Introduction

So far in this series we’ve focused on using and optimizing different search techniques over our Home Depot search relevance dataset. We started with running and optimizing the weights of a BM25 text search. We then added text embeddings of our products and queries so that we could use vector search. We then experimented with tuning the boosts between text search and vector search to create a hybrid search solution. Finally we used recipricol rank fusion to combine the ranking of the text and vector search without the use of boosting. In this post we’ll dive deeper into the embeddings themselves, and fine-tune our generalized pretrained model for our specific usecase.

So far in this series we’ve focused on using and optimizing different search techniques over our Home Depot search relevance dataset. We started with running and optimizing the weights of a BM25 text search. We then added text embeddings of our products and queries so that we could use vector search. We experimented with tuning the boosts between text search and vector search to create a hybrid search solution. Finally, we used reciprocal rank fusion to combine the ranking of the text and vector search without the use of boosting.

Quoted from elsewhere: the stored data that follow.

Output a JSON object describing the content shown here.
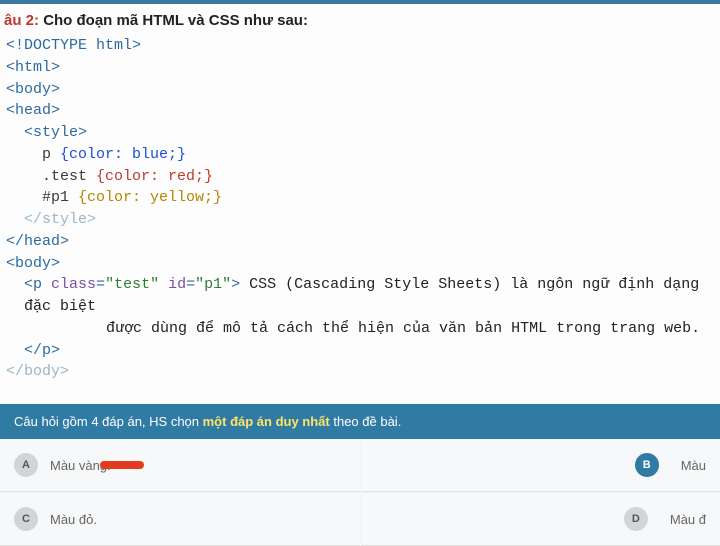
{
  "question": {
    "num_label": "âu 2:",
    "prompt": "Cho đoạn mã HTML và CSS như sau:"
  },
  "code": {
    "l1": "<!DOCTYPE html>",
    "l2": "<html>",
    "l3": "<body>",
    "l4": "<head>",
    "l5": "<style>",
    "l6_sel": "p",
    "l6_rule": "{color: blue;}",
    "l7_sel": ".test",
    "l7_rule": "{color: red;}",
    "l8_sel": "#p1",
    "l8_rule": "{color: yellow;}",
    "l9": "</style>",
    "l10": "</head>",
    "l11": "<body>",
    "l12_open": "<p",
    "l12_a1n": "class",
    "l12_a1v": "\"test\"",
    "l12_a2n": "id",
    "l12_a2v": "\"p1\"",
    "l12_close": ">",
    "l12_text1": "CSS (Cascading Style Sheets) là ngôn ngữ định dạng đặc biệt",
    "l13_text2": "được dùng để mô tả cách thể hiện của văn bản HTML trong trang web.",
    "l14": "</p>",
    "l15": "</body>"
  },
  "instruction": {
    "pre": "Câu hỏi gồm 4 đáp án, HS chọn ",
    "highlight": "một đáp án duy nhất",
    "post": " theo đề bài."
  },
  "options": {
    "a": {
      "letter": "A",
      "text": "Màu vàng."
    },
    "b": {
      "letter": "B",
      "text": "Màu"
    },
    "c": {
      "letter": "C",
      "text": "Màu đỏ."
    },
    "d": {
      "letter": "D",
      "text": "Màu đ"
    }
  }
}
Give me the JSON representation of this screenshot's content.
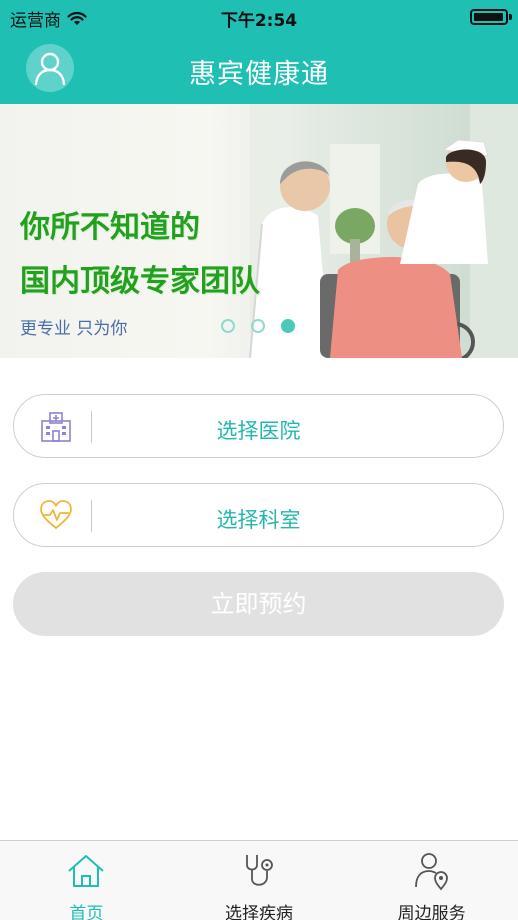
{
  "status_bar": {
    "carrier": "运营商",
    "time": "下午2:54",
    "battery_level": 0.95
  },
  "nav": {
    "title": "惠宾健康通",
    "avatar_icon": "user-avatar-icon"
  },
  "banner": {
    "headline_1": "你所不知道的",
    "headline_2": "国内顶级专家团队",
    "subline": "更专业 只为你",
    "slide_count": 3,
    "active_slide": 3
  },
  "form": {
    "hospital": {
      "label": "选择医院",
      "icon": "hospital-icon"
    },
    "department": {
      "label": "选择科室",
      "icon": "heartbeat-icon"
    },
    "book_button": "立即预约"
  },
  "tabs": [
    {
      "label": "首页",
      "icon": "home-icon",
      "active": true
    },
    {
      "label": "选择疾病",
      "icon": "stethoscope-icon",
      "active": false
    },
    {
      "label": "周边服务",
      "icon": "user-location-icon",
      "active": false
    }
  ],
  "colors": {
    "brand": "#1fbfb3",
    "label_accent": "#24b7ad",
    "disabled_button": "#e1e1e1",
    "banner_headline": "#24a021"
  }
}
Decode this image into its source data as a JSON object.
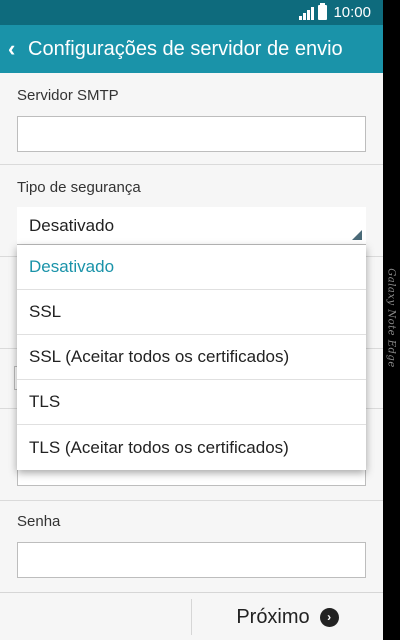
{
  "status_bar": {
    "time": "10:00"
  },
  "action_bar": {
    "back_icon": "‹",
    "title": "Configurações de servidor de envio"
  },
  "smtp": {
    "label": "Servidor SMTP",
    "value": ""
  },
  "security": {
    "label": "Tipo de segurança",
    "selected": "Desativado",
    "options": [
      "Desativado",
      "SSL",
      "SSL (Aceitar todos os certificados)",
      "TLS",
      "TLS (Aceitar todos os certificados)"
    ]
  },
  "password": {
    "label": "Senha",
    "value": ""
  },
  "bottom": {
    "next_label": "Próximo",
    "next_icon": "›"
  },
  "device": {
    "edge_label": "Galaxy Note Edge"
  },
  "colors": {
    "status_bar": "#0e6b7d",
    "action_bar": "#1a93a9",
    "selected_option": "#1a93a9"
  }
}
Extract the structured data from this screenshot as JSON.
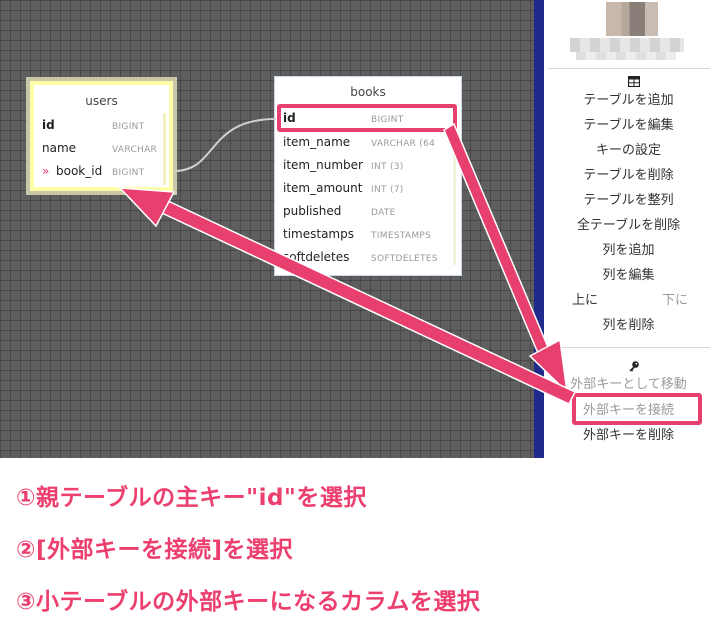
{
  "canvas": {
    "users_table": {
      "title": "users",
      "rows": [
        {
          "marker": "",
          "name": "id",
          "type": "BIGINT"
        },
        {
          "marker": "",
          "name": "name",
          "type": "VARCHAR"
        },
        {
          "marker": "»",
          "name": "book_id",
          "type": "BIGINT"
        }
      ]
    },
    "books_table": {
      "title": "books",
      "rows": [
        {
          "name": "id",
          "type": "BIGINT"
        },
        {
          "name": "item_name",
          "type": "VARCHAR (64"
        },
        {
          "name": "item_number",
          "type": "INT (3)"
        },
        {
          "name": "item_amount",
          "type": "INT (7)"
        },
        {
          "name": "published",
          "type": "DATE"
        },
        {
          "name": "timestamps",
          "type": "TIMESTAMPS"
        },
        {
          "name": "softdeletes",
          "type": "SOFTDELETES"
        }
      ]
    }
  },
  "sidebar": {
    "table_icon": "table-icon",
    "key_icon": "key-icon",
    "table_menu": [
      "テーブルを追加",
      "テーブルを編集",
      "キーの設定",
      "テーブルを削除",
      "テーブルを整列",
      "全テーブルを削除",
      "列を追加",
      "列を編集"
    ],
    "move_up": "上に",
    "move_down": "下に",
    "delete_column": "列を削除",
    "fk_menu": [
      "外部キーとして移動",
      "外部キーを接続",
      "外部キーを削除"
    ]
  },
  "annotations": {
    "step1": "①親テーブルの主キー\"id\"を選択",
    "step2": "②[外部キーを接続]を選択",
    "step3": "③小テーブルの外部キーになるカラムを選択"
  },
  "colors": {
    "highlight": "#e8406e",
    "canvas_bg": "#5e5e5e",
    "divider": "#1f2a8a"
  }
}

While these techniques have significantly improved our search results, we hypothesize that there is is a great deal of domain-specific terminology and concepts unique to our Home Depot dataset that may not be captured in the embeddings. This is the perfect use opportunity to explore fine-tuning the generalized pre-trained model for our specific use case. By adapting our model to our domain, we aim to capture more nuanced relationships between queries and products, potentially leading to even more relevant search results.

We’ll explore the fine-tuning process, evaluate its impact on search performance, and discuss how it integrates with our existing search infrastructure. Whether you’re looking to optimize your own search system or just curious about the latest in applied machine learning for information retrieval, this post will provide valuable insights into the power of customized embeddings.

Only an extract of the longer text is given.